Litan tertawa miris. “Kami disuruh membersihkan lab; biologi, kimia, fisika, bahasa, komputer, medis, dan peradilan semu. Tempat-tempat itu nyaris gak terawat karena terbengkalai selama seminggu karena adanya Pekan Tujuhbelasan.”
Sang ketua kelas melirik si pemuda bule. “Satu ruang buat masing-masing orang. Tapi, karena ada satu yang gak hadir, maka harus ada yang menggantikan. Juis nanggung dua, punya lu dan punya dia sendiri.”
Tiba-tiba saja Juis menunduk. Mengusap wajahnya berkali-kali. Kemudian isak tangis terdengar. Sungguh, itu menjijikkan! Hukuman dari lomba orasi tersebut tak seberat itu, mengapa reaksinya alay begini?
Aku memandang nanar pemuda bule itu, dengan raut malas nan terheran-heran. Tak habis pikir. “Yang seharusnya nangis itu gue ….”
Lagi pula, barusan adalah pemakaman bundaku, bukan bunda Juis ….
“Kenapa sih lu?” Aku menjadi kesal dibuatnya. “Capek gara-gara nanggung dua hukuman? Ya udah, mau apa? Es krim?”
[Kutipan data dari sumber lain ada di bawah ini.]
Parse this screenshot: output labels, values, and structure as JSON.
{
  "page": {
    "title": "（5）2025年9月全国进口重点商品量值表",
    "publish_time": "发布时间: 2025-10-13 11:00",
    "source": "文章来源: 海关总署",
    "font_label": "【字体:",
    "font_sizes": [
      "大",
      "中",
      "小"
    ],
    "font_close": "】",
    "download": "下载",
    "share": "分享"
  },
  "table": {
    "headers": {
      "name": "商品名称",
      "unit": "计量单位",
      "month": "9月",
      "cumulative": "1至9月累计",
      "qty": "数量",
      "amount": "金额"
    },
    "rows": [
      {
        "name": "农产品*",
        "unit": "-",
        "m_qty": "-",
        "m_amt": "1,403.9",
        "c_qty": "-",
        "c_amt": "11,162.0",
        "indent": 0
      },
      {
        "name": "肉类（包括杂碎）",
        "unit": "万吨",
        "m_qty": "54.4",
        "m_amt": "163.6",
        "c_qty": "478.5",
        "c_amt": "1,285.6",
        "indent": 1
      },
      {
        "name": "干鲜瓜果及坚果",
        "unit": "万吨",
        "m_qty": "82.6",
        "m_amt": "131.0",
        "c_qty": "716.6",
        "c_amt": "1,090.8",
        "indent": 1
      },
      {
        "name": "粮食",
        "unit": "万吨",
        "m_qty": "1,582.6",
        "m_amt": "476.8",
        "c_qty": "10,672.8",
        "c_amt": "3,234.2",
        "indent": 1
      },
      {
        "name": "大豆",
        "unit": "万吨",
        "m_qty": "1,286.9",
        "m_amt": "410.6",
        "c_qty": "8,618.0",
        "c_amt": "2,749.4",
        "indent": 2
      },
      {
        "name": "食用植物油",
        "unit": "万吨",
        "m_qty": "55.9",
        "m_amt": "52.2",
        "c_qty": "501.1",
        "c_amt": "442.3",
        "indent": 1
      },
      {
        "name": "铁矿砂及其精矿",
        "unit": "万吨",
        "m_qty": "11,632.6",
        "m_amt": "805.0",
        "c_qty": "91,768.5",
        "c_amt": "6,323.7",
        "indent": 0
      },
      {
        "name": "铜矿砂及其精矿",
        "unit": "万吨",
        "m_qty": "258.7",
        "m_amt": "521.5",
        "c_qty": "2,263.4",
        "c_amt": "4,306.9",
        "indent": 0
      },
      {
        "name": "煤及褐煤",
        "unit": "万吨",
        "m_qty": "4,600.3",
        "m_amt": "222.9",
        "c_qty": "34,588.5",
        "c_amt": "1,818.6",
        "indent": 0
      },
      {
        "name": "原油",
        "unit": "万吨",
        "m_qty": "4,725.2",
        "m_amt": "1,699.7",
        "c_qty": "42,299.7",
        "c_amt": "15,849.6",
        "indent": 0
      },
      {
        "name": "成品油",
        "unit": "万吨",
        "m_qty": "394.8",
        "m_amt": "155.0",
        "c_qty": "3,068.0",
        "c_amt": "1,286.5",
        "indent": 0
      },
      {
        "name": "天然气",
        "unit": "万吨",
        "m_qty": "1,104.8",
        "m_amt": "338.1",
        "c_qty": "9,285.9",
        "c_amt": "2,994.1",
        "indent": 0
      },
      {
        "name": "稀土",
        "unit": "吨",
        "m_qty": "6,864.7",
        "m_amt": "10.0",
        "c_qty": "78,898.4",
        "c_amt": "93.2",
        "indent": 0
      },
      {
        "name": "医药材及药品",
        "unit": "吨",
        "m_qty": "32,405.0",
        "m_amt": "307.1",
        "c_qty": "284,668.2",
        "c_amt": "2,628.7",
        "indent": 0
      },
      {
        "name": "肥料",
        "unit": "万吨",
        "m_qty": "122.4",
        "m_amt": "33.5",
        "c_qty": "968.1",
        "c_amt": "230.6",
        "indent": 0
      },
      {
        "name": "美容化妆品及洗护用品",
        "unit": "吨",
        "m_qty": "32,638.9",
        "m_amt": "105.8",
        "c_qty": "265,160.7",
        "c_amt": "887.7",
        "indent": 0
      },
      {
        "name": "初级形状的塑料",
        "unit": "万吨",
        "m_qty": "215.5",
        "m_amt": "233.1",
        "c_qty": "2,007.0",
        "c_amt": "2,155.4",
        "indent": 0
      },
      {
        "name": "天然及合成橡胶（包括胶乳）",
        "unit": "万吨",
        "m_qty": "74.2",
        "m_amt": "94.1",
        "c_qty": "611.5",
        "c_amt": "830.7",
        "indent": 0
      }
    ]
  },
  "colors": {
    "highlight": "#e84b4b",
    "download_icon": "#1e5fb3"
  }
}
“Kagak!" Juis langsung membela diri. "Kalia kali tuh lu kasih es krim!” Berselang sebentar, Juis yang semula membuang muka, tiba-tiba menatapku dengan wajah sok manis. “Eh, tapi gue sebenarnya juga mau-mau aja sih.”
“Kahi, gue boleh nampol Juis gak sih?” Ogya tampak ogah-ogahan, tetapi sepertinya juga sedang menahan gusar.
Tanpa benar-benar menunggu responsku, Ogya langsung mengangkat salah satu tangan. Lantas melayang kencang ke arah Juis. Spontan pemuda bule itu menahannya, dengan wajah bersungut-sungut. Merasa tak terima.
Si lelaki menggemaskan tiba-tiba menyahut penuh semangat, “Hapi juga mau es krim!”
Litan mengangkat alis. Rupanya dia rela meladeni perbicaraan tak berguna ini. “Iya, iya, deh … nanti gue beliin.” Lantas beralih ke seorang gadis kecil di sebelah Hapi. “Kalia juga?”
Seketika perhatianku beralih ke gadis kecil itu. Dia sedikit terkejut mendengar tuturan Litan, tetapi kemudian sudut bibirnya terangkat, meski tak terlalu tinggi.
Sedari tadi aku tak berhenti memikirkan Kalia, aku takut bila dia merindukan Bunda. Namun, usai melihatnya memasang wajah seperti itu, aku bisa sedikit bernapas lega. Hapi juga sangat membantu, dia terus mengajak adikku mengobrol agar merasa nyaman.
“Emm …” Juis menggaruk rambut gusar. Dia sedikit cemberut. “Bukan gitu maksud gue.”
Udara sekeliling mendadak berubah, menjadi penuh tekanan. Terlebih, tak ada lagi seorang pun berbicara atau mengoceh tak jelas seperti barusan. Menambah aura serius dan sedikit tak enak, memenuhi ruang.
Juis menatapku sesaat—sekilas aku bisa melihat raut pemuda itu sudah seperti orang yang baru saja diomeli atas perbuatannya yang merepotkan, lantas menunduk. Garis wajahnya malah kian muram.
Biasanya, bila seperti ini, aku yang akan inisiatif bertanya ada apa, kemudian membujuknya agar lebih tenang dan berkenan cerita. Namun, saat ini suasana hatiku belum benar-benar membaik, aku hanya akan diam dan menunggu Juis mempersiapkan diri.
Suasana kali ini cukup membuatku bergidik ngeri. Pasalnya, Juis lebih sering kulihat sebagai sosok yang periang. Dia hampir belum pernah murung sebelumnya, sampai-sampai bak rela mengorbankan apa pun sebagai balasan. “Gue minta maaf.”